If you have kidney stones (in the renal pelvis or calyces), especially multiple or other treatments, such as shock-wave lithotripsy have failed, then RIRS is often a better fit.
This also depends on your surgeon’s experience, the available technology and your general condition. In short: URS = great for ureter, RIRS = ideal for inside-kidney stones.
What recovery, risks & lifestyle look like
The good news is that both URS and RIRS are minimally invasive, meaning no large cuts, faster recovery and less pain, compared to the older open surgeries. Most patients are up and walking the same evening, go home in 1-2 days and resume normal activities within a week or so.
However, some things to keep in mind:
You may have a temporary stent inside the urinary tract-for a few days to weeks-which may cause mild discomfort, frequent urination or some blood in the urine.
You may have some burning when you urinate for a little while.
As with any procedure, there is a small risk of infection, bleeding, ureteral injury (rare) or incomplete stone clearance especially if anatomy is complex.
Aftercare: Fluid intake to help flush out the fragments, adhering to advice from the surgeon regarding activity and dietary changes along with proper hydration in order to minimize the chance of forming stones in the future.
Dr. Deepanshu’s Final Take: Finding Your Smoothest Path to a Stone-Free Life
To sum it up, both URS and RIRS are excellent contemporary options for the treatment of a kidney stone. These platforms guarantee minimal invasiveness, fast recovery and very good results at the hands of an experienced expert. The best one for you would depend upon the stone’s site and size, your anatomy,and your health.

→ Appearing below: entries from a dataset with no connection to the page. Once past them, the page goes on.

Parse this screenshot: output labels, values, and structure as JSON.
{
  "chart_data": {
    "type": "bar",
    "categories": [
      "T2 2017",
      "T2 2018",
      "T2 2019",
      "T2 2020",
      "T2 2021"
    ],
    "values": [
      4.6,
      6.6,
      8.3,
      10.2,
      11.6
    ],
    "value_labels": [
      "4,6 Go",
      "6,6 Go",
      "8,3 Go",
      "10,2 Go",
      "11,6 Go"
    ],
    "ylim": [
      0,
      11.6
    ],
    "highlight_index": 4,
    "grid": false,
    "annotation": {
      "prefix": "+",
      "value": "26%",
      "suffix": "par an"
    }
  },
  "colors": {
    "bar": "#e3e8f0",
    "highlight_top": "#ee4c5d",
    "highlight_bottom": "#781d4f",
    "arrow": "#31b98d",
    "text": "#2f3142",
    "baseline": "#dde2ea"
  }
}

URS is fantastic when a stone is situated in the ureter. RIRS steps in when stones are inside the kidney or when access is trickier. Knowing the difference, asking the right questions and having a skilled surgeon like Dr. Deepanshu are all you really need to rid yourself of that pesky kidney stone and get back to your normal life with peace of mind. Smooth recovery and stone-free days ahead!